La clínica psicoanalítica en los tiempos que corren

 



 

      Abordar en media hora el tema que intitula mi ponencia es una osadía ingenua por no decir un despropósito, pues daría para unas Jornadas enteras por sí solo. Así que partiendo de la imposibilidad del propósito intentaré una aproximación básica a tan vasto tema apuntando esquemáticamente a un mínimo desplegamiento y ordenamiento de sus elementos.

      Para ello sería preciso explicar algunos conceptos teóricos que hicieran inteligible la propuesta, pero dada mi experiencia previa en el Congreso de Málaga, donde tras mi ponencia sobre “El narcisismo del terapeuta” fui reconvenido públicamente por Miguel, el ingenioso maestro de ceremonias, que me dedicó aquel ocurrente “Javier Arenas, tío, no se te entiende nada”, me asaltan serias reservas al pensar en cosechar de nuevo similar reconocimiento. Aún así, y simplificando todo lo posible, me liaré la manta a la cabeza y correré el riesgo.

      El título de marras comprende dos sintagmas bien explícitos: Uno, “la clínica psicoanalítica”, y dos, “los tiempos que corren”, ligados por una preposición, ‘en’, que los ubica. Empezaré por el segundo.

      De “los tiempos que corren”, habría que decir que más que que corren, vuelan, dado el frenesí desquiciadamente acelerado de cambios que se llevan sucediendo. Cambios de todo tipo, desde el marco económico al tecnocientífico, el geopolítico, el ideológico y el individual. Configuran una verdadera y novedosa weltanschauung, y perdonen el palabro, pero le tengo cariño porque además de ser el que más se ajusta a lo que estamos hablando, tiene un pedigrí sonoro y filosófico imbatible. Es un término alemán que significa “forma de concebir el mundo y la vida”, también traducido como “cosmovisión”. Hay que decir que estos tiempos tan galopantes han sido designados con diversos nombres, desde la “modernidad líquida” de Bauman a la Hipermodernidad como la cita, entre otros, Recalcati o la Tardomodernidad del inevitable Byung Chul Han, pero el que se ha terminado imponiendo mayoritariamente es el de la posmodernidad.

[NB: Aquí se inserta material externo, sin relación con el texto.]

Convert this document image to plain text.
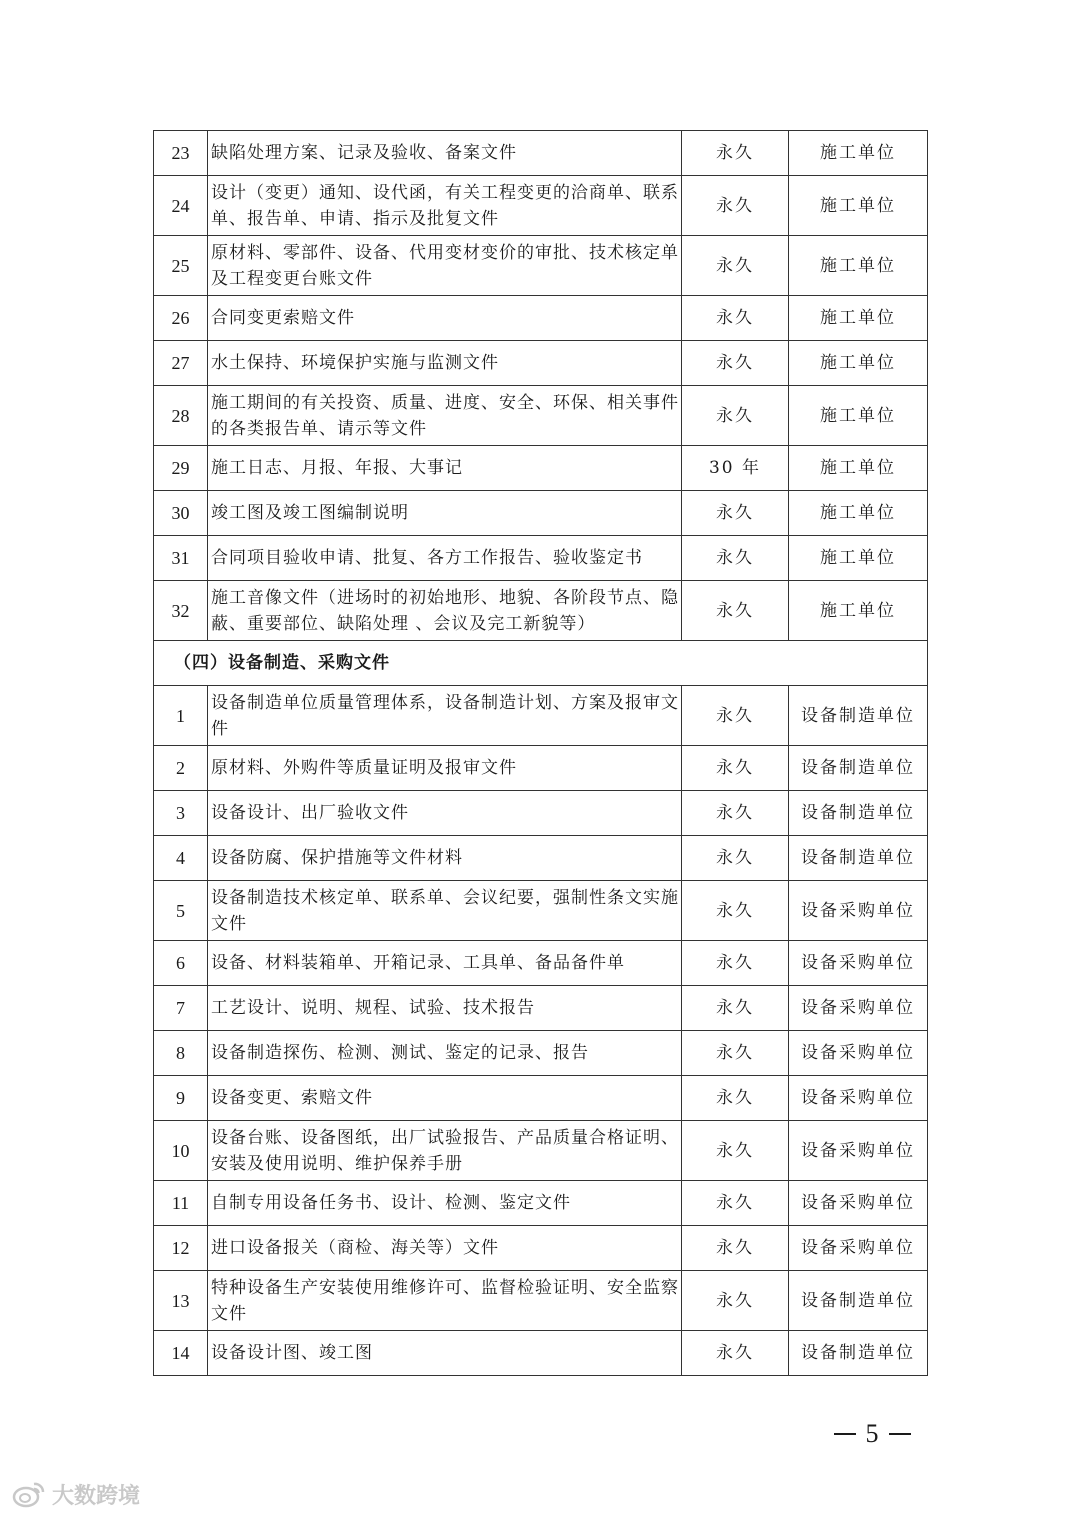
23	缺陷处理方案、记录及验收、备案文件	永久	施工单位
24	设计（变更）通知、设代函，有关工程变更的洽商单、联系单、报告单、申请、指示及批复文件	永久	施工单位
25	原材料、零部件、设备、代用变材变价的审批、技术核定单及工程变更台账文件	永久	施工单位
26	合同变更索赔文件	永久	施工单位
27	水土保持、环境保护实施与监测文件	永久	施工单位
28	施工期间的有关投资、质量、进度、安全、环保、相关事件的各类报告单、请示等文件	永久	施工单位
29	施工日志、月报、年报、大事记	30 年	施工单位
30	竣工图及竣工图编制说明	永久	施工单位
31	合同项目验收申请、批复、各方工作报告、验收鉴定书	永久	施工单位
32	施工音像文件（进场时的初始地形、地貌、各阶段节点、隐蔽、重要部位、缺陷处理 、会议及完工新貌等）	永久	施工单位
（四）设备制造、采购文件			
1	设备制造单位质量管理体系，设备制造计划、方案及报审文件	永久	设备制造单位
2	原材料、外购件等质量证明及报审文件	永久	设备制造单位
3	设备设计、出厂验收文件	永久	设备制造单位
4	设备防腐、保护措施等文件材料	永久	设备制造单位
5	设备制造技术核定单、联系单、会议纪要，强制性条文实施文件	永久	设备采购单位
6	设备、材料装箱单、开箱记录、工具单、备品备件单	永久	设备采购单位
7	工艺设计、说明、规程、试验、技术报告	永久	设备采购单位
8	设备制造探伤、检测、测试、鉴定的记录、报告	永久	设备采购单位
9	设备变更、索赔文件	永久	设备采购单位
10	设备台账、设备图纸，出厂试验报告、产品质量合格证明、安装及使用说明、维护保养手册	永久	设备采购单位
11	自制专用设备任务书、设计、检测、鉴定文件	永久	设备采购单位
12	进口设备报关（商检、海关等）文件	永久	设备采购单位
13	特种设备生产安装使用维修许可、监督检验证明、安全监察文件	永久	设备制造单位
14	设备设计图、竣工图	永久	设备制造单位
5
大数跨境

      ¿Qué podemos decir de la posmodernidad? Pues teniendo en cuenta el amplio espectro de asuntos que abarca destacaré con Lipotvesky, filósofo y sociólogo francés que popularizó el término, que la condición posmoderna deviene por la crisis y ocaso de los reguladores sociales y culturales de referencia, haciendo agua las instituciones básicas garantes de la tradición, desde la religión al modelo de familia, la escuela y la Universidad, o los sindicatos y la perspectiva de clases.

      La caída del muro de Berlín como hito histórico en el umbral de los 90 viene a certificar el hundimiento soviético y el fracaso definitivo de la ideología comunista como adalid de la Revolución social y política que vertebró el convulso siglo XX. Otros movimientos ascendentes recogerán el testigo alternativo de la lucha por la justicia social cobrando especial protagonismo las reivindicaciones identitarias en campos tan polémicos como la raza o el género.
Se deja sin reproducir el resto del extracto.